The fate of extracellular proteins and polysaccharides of waste activated sludge oxidative in aqueous and granular sludge phase upon degradation using Fe(II)-persulfate conditioning

Dissolved organic matter, particularly proteins (PN) and polysaccharides (PS) in extracellular polymeric sub-stances (EPS), are regarded as the key factors influencing the dewaterability of waste activated sludge (WAS). An investigation was conducted on the treatment of WAS by Fe(II) activated sodium persulfate (SPS) to evaluate the kinetics of oxidative degradation of EPS in the aqueous and granular sludge phase, and to quantify the oxidation of SPS in aqueous and granular sludge phase in Fe(II)-SPS system.
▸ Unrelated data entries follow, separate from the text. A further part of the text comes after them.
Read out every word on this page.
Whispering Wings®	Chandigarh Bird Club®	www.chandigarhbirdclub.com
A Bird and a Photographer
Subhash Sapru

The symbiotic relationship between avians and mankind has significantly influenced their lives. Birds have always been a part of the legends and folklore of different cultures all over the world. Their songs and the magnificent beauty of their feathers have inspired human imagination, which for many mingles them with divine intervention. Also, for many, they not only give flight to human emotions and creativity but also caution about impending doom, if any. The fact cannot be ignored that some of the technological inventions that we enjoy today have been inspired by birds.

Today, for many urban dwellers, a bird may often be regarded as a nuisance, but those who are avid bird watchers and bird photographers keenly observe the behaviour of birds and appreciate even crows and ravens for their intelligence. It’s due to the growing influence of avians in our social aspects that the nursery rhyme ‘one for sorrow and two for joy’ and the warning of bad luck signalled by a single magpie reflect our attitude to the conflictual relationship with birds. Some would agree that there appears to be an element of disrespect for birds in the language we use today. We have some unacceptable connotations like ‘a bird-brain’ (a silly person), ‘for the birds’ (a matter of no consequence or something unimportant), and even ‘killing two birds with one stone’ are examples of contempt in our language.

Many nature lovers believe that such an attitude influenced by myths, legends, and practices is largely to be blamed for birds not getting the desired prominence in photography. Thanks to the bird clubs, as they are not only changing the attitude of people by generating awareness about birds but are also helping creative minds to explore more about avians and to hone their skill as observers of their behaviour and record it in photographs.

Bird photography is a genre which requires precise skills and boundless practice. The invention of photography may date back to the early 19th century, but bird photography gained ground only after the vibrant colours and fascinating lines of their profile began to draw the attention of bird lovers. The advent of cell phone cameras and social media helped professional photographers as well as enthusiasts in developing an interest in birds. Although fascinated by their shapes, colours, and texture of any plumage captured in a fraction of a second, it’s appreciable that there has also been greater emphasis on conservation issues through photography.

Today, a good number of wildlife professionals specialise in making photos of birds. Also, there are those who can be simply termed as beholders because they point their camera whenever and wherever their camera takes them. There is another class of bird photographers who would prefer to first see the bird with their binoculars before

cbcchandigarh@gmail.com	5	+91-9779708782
The WAS was divided into granular sludge (GS) and raw sludge filtrate (RSF) by filtration and elutriation. The PN and PS components underwent rapid degradation on treatment with Fe(II)-SPS, which followed pseudo-first-order kinetics for both GS and RSF. EPS protein was preferentially oxidatively degraded over EPS polysaccharide in the same phase system. However, the degradation rates of PN and PS in GS were 1/6 and 16 times higher than those in RSF, respectively. 23% of the sodium persulfate was consumed by all the substances in the bulk solution where the GS was located, reducing the amount of effective free radicals that degrade EPS in the system. The mass balance of PN and PS indicated that the use of Fe(II)-SPS conditioning has an obvious degradative effect on EPS, and PN and PS in WAS were oxidized by 76.2% and 58.3%, respectively. These findings provide mechanistic insight into the oxidation and competitive reactions of PN and PS between sludge aqueous and granular sludge phases, which is beneficial to the selection and optimization of sludge conditioning.

Automated summary

This study investigated the kinetics and oxidation process of Fe(II)-activated sodium persulfate (SPS) treatment on waste activated sludge (WAS). It was found that both proteins (PN) and polysaccharides (PS) followed pseudo-first-order kinetics during the treatment, with preferential oxidation of EPS proteins over EPS polysaccharides. The oxidation rates of PN and PS were higher in granular sludge (GS) compared to raw sludge filtrate (RSF). Additionally, a portion of the sodium persulfate was consumed in the GS solution, reducing the number of effective free radicals for EPS degradation. The mass balance of PN and PS indicated a significant degradation effect of Fe(II)-SPS conditioning on EPS in WAS.